Buna is a synthetic rubber, which is available in a wide range of products today. It was originally used exclusively in the tire industry. The trade name "Buna" stands for the starting materials butadiene and sodium (Natrium). The first commercial production plant for synthetic rubber started operation in 1937 at I.G. Farbenindustrie's Schkopau facility. In the same year I.G. Farben won a "Grand Prix" for development of synthetic rubber at the World Exhibition in Paris.
The present Evonik site - Marl Chemical Park - was built specifically for Buna production, which started there in 1940. On May 9, 1938 Chemische Werke Hüls GmbH was founded for this purpose. The majority shareholder, I.G. Farbenindustrie, which had begun developing the process in 1928, supplied the patents for production of synthetic rubber using the arcing process free of charge. In return Chemische Werke Hüls GmbH had to agree to give I.G. Farben access to all further developments in the process technology and sale of Buna products. The raw material acetylene, needed for Buna production, was first obtained from the arcing process in Marl. Acetylene is required in order to obtain butadiene, which is the main starting material for synthetic rubber.
Buna manufactured in Marl was initially a war product, the historical background being the National Socialist policy of self-sufficiency and the 1936 Four-Year Plan. This was intended to prepare the German economy for wartime production and make it more or less independent of foreign supplies. The Wehrmacht's supply, transport and combat vehicles in particular relied on Buna production, which supplied the necessary raw material for tires and track cushioning.

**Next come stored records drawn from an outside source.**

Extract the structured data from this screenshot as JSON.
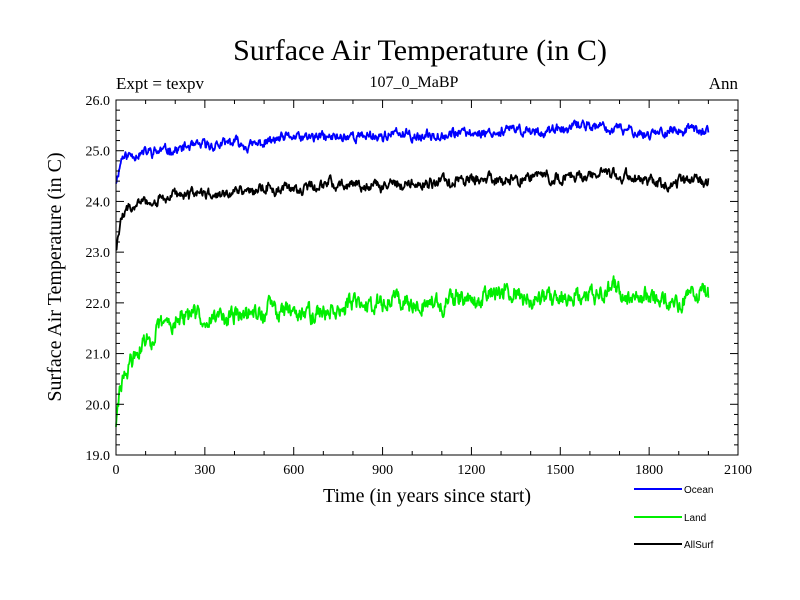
{
  "chart_data": {
    "type": "line",
    "title": "Surface Air Temperature (in C)",
    "subtitle_left": "Expt = texpv",
    "subtitle_center": "107_0_MaBP",
    "subtitle_right": "Ann",
    "xlabel": "Time (in years since start)",
    "ylabel": "Surface Air Temperature (in C)",
    "xlim": [
      0,
      2100
    ],
    "ylim": [
      19.0,
      26.0
    ],
    "xticks": [
      "0",
      "300",
      "600",
      "900",
      "1200",
      "1500",
      "1800",
      "2100"
    ],
    "yticks": [
      "19.0",
      "20.0",
      "21.0",
      "22.0",
      "23.0",
      "24.0",
      "25.0",
      "26.0"
    ],
    "x_range_years": [
      0,
      2000
    ],
    "series": [
      {
        "name": "Ocean",
        "color": "#0000ff",
        "approx_trend_points": [
          [
            0,
            24.4
          ],
          [
            20,
            24.9
          ],
          [
            50,
            24.95
          ],
          [
            150,
            25.05
          ],
          [
            300,
            25.1
          ],
          [
            600,
            25.2
          ],
          [
            900,
            25.3
          ],
          [
            1200,
            25.35
          ],
          [
            1500,
            25.4
          ],
          [
            1600,
            25.5
          ],
          [
            1800,
            25.35
          ],
          [
            2000,
            25.35
          ]
        ],
        "noise_amplitude": 0.12
      },
      {
        "name": "Land",
        "color": "#00ee00",
        "approx_trend_points": [
          [
            0,
            19.6
          ],
          [
            20,
            20.5
          ],
          [
            60,
            20.9
          ],
          [
            100,
            21.2
          ],
          [
            150,
            21.45
          ],
          [
            200,
            21.6
          ],
          [
            300,
            21.75
          ],
          [
            500,
            21.85
          ],
          [
            700,
            21.95
          ],
          [
            900,
            22.0
          ],
          [
            1200,
            22.05
          ],
          [
            1500,
            22.1
          ],
          [
            1600,
            22.2
          ],
          [
            1800,
            22.1
          ],
          [
            2000,
            22.1
          ]
        ],
        "noise_amplitude": 0.22
      },
      {
        "name": "AllSurf",
        "color": "#000000",
        "approx_trend_points": [
          [
            0,
            23.1
          ],
          [
            20,
            23.7
          ],
          [
            50,
            23.85
          ],
          [
            100,
            24.0
          ],
          [
            200,
            24.15
          ],
          [
            400,
            24.25
          ],
          [
            600,
            24.3
          ],
          [
            900,
            24.35
          ],
          [
            1200,
            24.4
          ],
          [
            1500,
            24.45
          ],
          [
            1600,
            24.55
          ],
          [
            1800,
            24.45
          ],
          [
            2000,
            24.45
          ]
        ],
        "noise_amplitude": 0.13
      }
    ],
    "legend": [
      "Ocean",
      "Land",
      "AllSurf"
    ],
    "legend_position": "bottom-right"
  }
}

After the end of the Second World War in May 1945, the British administration prohibited Buna production in Marl in 1948. It was not until the early 1950s that production was fully authorized once more as a result of the Korean War, when supplies of natural rubber were jeopardized by the military conflict in the Far East. In 1955, together with Bayer AG, Hoechst AG and BASF AG, Hüls established a subsidiary for the production of Buna, the Bunawerke Hüls GmbH. Subsequently a wider product range developed out of the original Buna production for the tire industry. In the 1990s, Hüls AG finally divested itself of its activities with synthetic rubber.